Les filles désir : un premier long-métrage fébrile
- Raissa Alingabo Yowali M'bilo
- 22 juil.
- 2 min de lecture

D’abord, il y a ce titre volontairement agrammatical, qui apparaît en grand, couleur fuschia, sur l’écran. On pourrait y voir une volonté un peu trop soulignée et maladroite de se démarquer ou une manière d’induire d’emblée le caractère singulier du film, d’une tendre et joyeuse exubérance, comme les jeunes qu’il met en scène.
Avec son premier long-métrage, Prïncia Carr nous plonge au cœur d’une Marseille lumineuse, populaire et vibrante, celle d’une bande d’amis soudée et des quartiers Nord. On s’aime, on se vanne, on traîne ensemble à longueur de journée que ce soit au bord de l’eau sous un soleil caniculaire, à la foire du coin ou au centre aéré géré par la clique.

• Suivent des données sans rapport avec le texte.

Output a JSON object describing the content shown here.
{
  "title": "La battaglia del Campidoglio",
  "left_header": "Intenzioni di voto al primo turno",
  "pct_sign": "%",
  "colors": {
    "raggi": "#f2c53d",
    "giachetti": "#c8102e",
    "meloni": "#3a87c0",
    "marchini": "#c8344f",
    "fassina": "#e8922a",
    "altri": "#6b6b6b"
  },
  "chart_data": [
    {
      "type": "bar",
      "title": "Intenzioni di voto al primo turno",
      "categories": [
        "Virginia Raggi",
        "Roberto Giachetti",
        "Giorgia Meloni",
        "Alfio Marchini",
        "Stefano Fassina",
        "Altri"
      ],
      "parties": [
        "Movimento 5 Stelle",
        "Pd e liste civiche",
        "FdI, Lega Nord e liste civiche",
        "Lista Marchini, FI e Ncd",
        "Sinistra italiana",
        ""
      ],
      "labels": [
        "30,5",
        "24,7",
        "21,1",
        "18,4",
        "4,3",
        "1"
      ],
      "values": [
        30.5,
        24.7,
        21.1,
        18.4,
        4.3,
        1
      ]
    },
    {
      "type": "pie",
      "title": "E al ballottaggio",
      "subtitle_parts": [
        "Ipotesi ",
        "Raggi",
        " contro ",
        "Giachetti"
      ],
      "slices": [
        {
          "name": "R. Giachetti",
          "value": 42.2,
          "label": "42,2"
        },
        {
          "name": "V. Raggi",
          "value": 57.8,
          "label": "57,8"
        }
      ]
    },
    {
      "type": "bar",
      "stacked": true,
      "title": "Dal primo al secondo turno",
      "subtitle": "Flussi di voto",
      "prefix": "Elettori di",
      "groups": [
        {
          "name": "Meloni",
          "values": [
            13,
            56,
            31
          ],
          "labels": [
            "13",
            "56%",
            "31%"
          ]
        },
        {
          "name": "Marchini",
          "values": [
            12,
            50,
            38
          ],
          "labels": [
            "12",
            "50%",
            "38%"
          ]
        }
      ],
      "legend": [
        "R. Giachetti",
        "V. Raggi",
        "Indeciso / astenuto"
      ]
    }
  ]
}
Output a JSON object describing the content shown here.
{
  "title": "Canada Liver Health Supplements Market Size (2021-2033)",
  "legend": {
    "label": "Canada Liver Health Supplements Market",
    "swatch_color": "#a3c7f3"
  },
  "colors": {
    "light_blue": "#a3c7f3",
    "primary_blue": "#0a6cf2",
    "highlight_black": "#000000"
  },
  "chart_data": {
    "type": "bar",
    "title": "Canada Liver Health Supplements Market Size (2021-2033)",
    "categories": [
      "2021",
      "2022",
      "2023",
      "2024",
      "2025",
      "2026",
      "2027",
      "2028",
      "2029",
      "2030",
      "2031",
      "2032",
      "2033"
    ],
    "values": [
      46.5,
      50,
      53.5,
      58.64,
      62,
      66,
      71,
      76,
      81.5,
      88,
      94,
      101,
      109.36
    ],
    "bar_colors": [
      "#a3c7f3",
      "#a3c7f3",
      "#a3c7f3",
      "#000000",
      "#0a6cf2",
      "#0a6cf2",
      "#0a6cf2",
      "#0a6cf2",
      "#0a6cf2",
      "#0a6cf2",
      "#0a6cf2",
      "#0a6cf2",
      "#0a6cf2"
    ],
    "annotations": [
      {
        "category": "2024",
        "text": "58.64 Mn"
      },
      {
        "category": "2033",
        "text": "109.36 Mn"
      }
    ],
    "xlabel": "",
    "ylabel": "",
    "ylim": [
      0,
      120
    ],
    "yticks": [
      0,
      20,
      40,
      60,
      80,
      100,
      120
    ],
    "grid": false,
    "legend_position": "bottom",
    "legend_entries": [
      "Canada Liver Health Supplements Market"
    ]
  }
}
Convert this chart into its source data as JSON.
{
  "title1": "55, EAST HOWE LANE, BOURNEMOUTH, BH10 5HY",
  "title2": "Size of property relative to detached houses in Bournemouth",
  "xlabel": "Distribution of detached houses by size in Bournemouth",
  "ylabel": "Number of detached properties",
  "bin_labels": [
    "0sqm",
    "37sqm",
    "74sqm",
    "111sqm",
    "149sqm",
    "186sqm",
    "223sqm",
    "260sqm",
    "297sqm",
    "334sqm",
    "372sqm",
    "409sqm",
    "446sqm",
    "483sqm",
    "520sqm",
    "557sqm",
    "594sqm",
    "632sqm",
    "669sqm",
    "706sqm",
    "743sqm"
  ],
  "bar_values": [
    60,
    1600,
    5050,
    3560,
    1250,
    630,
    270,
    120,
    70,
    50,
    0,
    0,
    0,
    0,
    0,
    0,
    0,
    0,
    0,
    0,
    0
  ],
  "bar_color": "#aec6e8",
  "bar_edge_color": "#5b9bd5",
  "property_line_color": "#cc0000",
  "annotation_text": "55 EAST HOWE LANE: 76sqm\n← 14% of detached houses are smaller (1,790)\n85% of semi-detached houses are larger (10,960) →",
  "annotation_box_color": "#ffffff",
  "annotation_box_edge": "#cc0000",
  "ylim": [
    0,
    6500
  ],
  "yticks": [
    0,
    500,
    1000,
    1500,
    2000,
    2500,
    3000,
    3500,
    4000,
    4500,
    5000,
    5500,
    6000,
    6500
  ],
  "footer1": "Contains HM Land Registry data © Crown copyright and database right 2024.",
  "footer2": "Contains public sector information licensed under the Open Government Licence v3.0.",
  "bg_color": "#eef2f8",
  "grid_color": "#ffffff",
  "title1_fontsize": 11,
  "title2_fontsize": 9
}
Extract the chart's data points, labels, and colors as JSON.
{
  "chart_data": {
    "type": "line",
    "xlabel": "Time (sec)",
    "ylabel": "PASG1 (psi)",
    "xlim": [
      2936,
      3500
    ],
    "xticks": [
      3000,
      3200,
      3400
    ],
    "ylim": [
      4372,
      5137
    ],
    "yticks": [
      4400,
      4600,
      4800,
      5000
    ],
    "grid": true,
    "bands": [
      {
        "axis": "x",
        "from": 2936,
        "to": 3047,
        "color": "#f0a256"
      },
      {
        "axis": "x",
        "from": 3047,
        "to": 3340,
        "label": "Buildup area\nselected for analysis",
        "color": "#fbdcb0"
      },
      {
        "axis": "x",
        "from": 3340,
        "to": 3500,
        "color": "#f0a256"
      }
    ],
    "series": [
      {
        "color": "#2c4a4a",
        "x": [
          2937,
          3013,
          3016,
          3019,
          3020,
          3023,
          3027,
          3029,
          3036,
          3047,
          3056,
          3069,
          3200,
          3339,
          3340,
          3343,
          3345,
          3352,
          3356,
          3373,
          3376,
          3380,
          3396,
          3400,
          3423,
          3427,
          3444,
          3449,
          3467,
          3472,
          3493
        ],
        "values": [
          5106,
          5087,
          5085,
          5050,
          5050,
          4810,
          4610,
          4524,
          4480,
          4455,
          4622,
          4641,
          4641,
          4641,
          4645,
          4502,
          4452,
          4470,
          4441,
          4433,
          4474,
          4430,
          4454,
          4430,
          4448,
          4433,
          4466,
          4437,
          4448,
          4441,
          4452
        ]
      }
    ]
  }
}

Cette famille choisie a ses repères et ses rôles: Oumar en est le leader respecté, le grand frère qui tente d’être exemplaire coûte que coûte, aussi débordant de douceur que piégé par des codes virilistes. Il va épouser Yasmine solaire et aimante, archétype d’une fille “convenable”, la seule à être acceptée dans le cercle masculin. Puis un jour, Carmen, l’amie d’enfance devenue travailleuse du sexe, débarque et c’est toute une bulle qui implose.

On pourrait craindre au départ que le film soit par trop attendu ou déforcé par une conception binaire, stigmatisante et persistante de la féminité, dictant aux femmes leur manière de pouvoir être libre et désir. Mais au cours de son évolution, l'œuvre de Prïncia Carr évite de justesse, ces écueils.
Elle a l’intelligence de poser à la fois un regard sans jugement sur les idées préconçues qui façonnent encore nos identités, nos sexualités; et sur les contradictions et tiraillements qui questionnent ces modèles établis. L’amitié qui finit par lier Yasmine et Carmen s’avère être le grain de sable salutaire dans la mécanique des stéréotypes. Si on peine d’abord à savoir où il nous mène, Les Filles désir parvient finalement à toucher par son regard à la fois fébrile et puissant d’authenticité.
Réalisé par Prïncia Carr (France, 93 minutes) avec Housam Mohamed, Leïa Haïchour, Lou Anna Hamon.